Meanwhile a gun was presented at Elder Thompson, but Elder Berry, who was near by, grasped it firmly and turned it from the body of his companion. Thus left free Elder Thompson escaped through the back door. As he left he saw two other guns leveled at Elder Berry, who seemed to sense the the [sic] coming fate; he meekly bowed his head and received the shots about the waist; without a groan he fell, without protestation he offered his martyred blood that it might be seed for the church.

Martin Condor, as soon as Elder Gibbs fell, sprang upon the leader, Hinson, who had shot Gibbs, and began to attack him. Before anything effectual could be done the young man was shot by other parties, and a third had fallen a victim of fiendish passion.

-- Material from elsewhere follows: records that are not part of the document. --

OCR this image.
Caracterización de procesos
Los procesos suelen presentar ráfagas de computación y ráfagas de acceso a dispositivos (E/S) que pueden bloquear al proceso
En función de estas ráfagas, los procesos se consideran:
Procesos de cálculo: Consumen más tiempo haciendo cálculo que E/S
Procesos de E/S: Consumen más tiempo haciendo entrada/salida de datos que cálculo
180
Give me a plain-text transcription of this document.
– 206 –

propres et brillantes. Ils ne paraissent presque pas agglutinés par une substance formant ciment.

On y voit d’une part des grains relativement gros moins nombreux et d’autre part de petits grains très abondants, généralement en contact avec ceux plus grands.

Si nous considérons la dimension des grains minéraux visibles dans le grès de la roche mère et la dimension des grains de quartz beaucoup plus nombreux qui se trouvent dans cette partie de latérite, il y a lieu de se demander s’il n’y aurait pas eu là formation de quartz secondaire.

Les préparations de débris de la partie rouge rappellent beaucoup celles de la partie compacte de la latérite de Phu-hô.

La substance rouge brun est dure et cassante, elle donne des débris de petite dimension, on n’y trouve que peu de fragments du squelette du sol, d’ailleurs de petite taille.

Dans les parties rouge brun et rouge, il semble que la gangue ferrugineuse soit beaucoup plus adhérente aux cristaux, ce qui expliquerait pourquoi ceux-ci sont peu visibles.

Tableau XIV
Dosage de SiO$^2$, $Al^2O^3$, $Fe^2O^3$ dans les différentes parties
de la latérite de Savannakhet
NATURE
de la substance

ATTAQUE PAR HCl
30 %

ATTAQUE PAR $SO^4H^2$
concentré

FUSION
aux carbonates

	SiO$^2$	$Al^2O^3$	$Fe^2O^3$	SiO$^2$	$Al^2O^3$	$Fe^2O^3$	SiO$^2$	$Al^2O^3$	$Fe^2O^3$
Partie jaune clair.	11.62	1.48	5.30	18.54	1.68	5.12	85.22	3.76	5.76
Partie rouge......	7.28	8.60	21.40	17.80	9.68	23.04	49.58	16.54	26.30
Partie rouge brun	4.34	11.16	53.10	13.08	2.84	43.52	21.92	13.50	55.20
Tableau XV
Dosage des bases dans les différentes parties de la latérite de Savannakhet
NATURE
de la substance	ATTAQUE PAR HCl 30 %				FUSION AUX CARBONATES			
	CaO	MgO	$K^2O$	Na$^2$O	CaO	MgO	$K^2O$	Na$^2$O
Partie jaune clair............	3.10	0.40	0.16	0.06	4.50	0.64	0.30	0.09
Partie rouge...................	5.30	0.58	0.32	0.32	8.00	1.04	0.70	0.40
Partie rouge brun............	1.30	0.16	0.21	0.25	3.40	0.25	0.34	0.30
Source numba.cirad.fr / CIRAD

J.R. Hudson, a half brother of Martin, was the next victim. While the foregoing fight had been going on he had crawled into the loft of the house and procured his gun. Coming down from there, he reached the room just as the leader was leaving by the front door. Before he could shoot several men grabbed him, but tearing himself loose he raised his gun and shot the leader, killing him instantly. At this someone outside exclaimed: "I will have revenge." The next moment Hudson fell mortally wounded, dying an hour later, a fourth martyr and victim.

Latter Day Saints Southern Star, Vol. 1, No. 26, Chattanooga, Tenn. Saturday, May 27, 1899, p 201.

Photo of Bledsoe Creek State Park in Tennessee from

1 comment:

  1. Thanks so much for posting these! It has been great to read more details about the Cane Creek Massacre {as it is called in our family history}. John H. Gibbs was a brother to my great-great-grandfather.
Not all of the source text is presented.